The question of desire brings us back to the reflexive question of what it means to abolish left patriarchy, if that is not just an institution outside us but also is part of us. How do we distinguish the work of political transformation (as they call it in South Africa) from the socially determined compusion to rebel against our own patrilineages? How can we engage with a discipline, or imagined discipline (such as “Critical University Studies”), without invoking an intergenerational cycle of gendered melodrama?
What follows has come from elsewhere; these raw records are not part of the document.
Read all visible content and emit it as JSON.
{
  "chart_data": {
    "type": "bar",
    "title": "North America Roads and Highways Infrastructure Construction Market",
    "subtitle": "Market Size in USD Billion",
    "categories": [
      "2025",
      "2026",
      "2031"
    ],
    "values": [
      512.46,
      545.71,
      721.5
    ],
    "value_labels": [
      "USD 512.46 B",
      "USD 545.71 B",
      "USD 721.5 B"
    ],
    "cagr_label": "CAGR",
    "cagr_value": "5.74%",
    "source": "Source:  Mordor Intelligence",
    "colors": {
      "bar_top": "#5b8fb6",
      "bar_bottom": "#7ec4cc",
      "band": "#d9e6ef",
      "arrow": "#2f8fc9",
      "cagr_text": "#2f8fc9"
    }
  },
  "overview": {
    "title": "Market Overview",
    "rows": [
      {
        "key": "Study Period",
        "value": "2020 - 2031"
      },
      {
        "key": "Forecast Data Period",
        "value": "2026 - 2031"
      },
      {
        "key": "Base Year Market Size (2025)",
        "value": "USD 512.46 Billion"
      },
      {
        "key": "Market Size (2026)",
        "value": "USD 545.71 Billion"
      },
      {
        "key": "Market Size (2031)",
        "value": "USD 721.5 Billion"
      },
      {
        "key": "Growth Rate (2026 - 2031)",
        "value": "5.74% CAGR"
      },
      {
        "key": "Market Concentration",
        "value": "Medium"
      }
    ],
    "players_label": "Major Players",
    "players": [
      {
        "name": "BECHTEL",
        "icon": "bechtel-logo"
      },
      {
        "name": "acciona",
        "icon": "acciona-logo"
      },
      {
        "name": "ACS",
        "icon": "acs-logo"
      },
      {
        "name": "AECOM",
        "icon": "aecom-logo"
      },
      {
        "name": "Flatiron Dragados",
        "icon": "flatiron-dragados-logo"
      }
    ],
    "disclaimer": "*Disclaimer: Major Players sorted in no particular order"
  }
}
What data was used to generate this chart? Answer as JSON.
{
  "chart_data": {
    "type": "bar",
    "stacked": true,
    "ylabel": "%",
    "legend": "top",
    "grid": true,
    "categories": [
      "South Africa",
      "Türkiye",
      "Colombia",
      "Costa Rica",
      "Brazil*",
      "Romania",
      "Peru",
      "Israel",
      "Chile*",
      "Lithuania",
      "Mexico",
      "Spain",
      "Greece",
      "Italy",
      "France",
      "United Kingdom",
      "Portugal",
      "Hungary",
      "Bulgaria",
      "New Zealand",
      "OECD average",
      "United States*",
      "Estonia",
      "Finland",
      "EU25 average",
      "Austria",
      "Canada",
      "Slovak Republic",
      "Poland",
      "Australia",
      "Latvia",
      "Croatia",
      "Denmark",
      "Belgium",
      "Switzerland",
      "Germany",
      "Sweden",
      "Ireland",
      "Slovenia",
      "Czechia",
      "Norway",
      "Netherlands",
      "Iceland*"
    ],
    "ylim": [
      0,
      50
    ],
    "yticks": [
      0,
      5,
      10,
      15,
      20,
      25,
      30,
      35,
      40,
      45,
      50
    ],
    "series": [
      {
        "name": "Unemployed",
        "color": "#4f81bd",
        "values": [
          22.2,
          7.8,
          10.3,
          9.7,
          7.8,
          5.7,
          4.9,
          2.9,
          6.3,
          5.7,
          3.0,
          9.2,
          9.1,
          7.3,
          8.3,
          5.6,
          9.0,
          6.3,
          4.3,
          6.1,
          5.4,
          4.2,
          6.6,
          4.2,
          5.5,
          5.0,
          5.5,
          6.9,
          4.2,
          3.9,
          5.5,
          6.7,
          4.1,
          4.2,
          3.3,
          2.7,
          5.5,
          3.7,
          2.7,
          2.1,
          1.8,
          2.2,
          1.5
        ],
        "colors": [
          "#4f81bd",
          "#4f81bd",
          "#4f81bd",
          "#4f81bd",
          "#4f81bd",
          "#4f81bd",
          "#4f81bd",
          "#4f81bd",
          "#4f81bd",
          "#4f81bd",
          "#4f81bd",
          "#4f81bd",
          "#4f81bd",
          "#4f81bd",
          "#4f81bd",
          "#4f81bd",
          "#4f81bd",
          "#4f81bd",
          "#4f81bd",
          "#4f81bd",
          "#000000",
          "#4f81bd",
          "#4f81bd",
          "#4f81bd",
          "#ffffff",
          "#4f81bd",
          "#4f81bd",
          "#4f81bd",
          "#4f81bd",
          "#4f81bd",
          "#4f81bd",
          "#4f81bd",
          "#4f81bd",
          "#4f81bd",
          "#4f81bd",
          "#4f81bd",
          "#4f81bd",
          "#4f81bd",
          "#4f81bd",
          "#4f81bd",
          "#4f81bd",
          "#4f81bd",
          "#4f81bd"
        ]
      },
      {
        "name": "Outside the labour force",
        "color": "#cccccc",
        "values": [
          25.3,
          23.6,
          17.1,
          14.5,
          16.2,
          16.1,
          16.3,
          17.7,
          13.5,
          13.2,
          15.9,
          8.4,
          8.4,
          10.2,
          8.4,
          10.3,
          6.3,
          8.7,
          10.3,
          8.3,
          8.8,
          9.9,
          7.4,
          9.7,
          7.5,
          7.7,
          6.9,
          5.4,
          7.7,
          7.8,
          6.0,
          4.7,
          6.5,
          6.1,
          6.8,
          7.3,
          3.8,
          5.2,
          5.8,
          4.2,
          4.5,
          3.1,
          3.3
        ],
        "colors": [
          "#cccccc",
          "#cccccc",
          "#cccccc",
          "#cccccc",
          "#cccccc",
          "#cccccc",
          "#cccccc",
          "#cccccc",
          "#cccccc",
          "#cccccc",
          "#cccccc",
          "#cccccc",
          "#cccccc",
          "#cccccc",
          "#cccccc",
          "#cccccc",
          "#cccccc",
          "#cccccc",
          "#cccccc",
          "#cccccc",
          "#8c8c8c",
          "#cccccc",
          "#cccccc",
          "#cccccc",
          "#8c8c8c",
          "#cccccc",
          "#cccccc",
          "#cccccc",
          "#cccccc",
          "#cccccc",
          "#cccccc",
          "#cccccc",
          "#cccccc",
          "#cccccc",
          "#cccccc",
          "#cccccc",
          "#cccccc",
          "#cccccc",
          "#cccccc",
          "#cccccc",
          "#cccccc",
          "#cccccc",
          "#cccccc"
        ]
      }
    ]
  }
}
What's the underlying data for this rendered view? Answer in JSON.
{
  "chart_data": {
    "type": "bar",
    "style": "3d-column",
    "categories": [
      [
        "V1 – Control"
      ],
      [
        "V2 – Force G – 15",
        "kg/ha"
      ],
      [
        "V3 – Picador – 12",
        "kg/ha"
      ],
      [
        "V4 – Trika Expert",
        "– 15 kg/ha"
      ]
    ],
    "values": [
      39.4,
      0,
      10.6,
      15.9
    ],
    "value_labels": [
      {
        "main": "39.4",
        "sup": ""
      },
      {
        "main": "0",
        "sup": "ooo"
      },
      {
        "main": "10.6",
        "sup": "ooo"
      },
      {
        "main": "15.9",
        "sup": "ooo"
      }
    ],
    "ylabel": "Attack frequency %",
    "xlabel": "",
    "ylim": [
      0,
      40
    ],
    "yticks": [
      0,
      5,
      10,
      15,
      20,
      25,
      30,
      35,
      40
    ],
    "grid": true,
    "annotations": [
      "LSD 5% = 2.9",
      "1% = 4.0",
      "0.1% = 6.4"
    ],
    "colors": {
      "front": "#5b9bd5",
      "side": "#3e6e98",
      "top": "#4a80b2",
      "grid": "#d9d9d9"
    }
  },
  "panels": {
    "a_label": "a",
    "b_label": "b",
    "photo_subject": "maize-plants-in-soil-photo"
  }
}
Nothing is more indebted to a discipline than a struggle with a discipline. (Nothing is more indebted to “Critical University Studies” than a struggle with Critical University Studies.) And one might argue that nothing is more queer, more antipatriarchal, than to abolish the problem of inheritance. To abolish our own toxic investments, to dedramatize our cravings for recognition, and, then — and then?
I don’t know.
Does abolition bring us answers or only new questions?
You have to be a materialist about desire. It takes a whole set of institutions to produce the desires that sustain left patriarchy. What kind of institutions might produce the desire to cancel it out?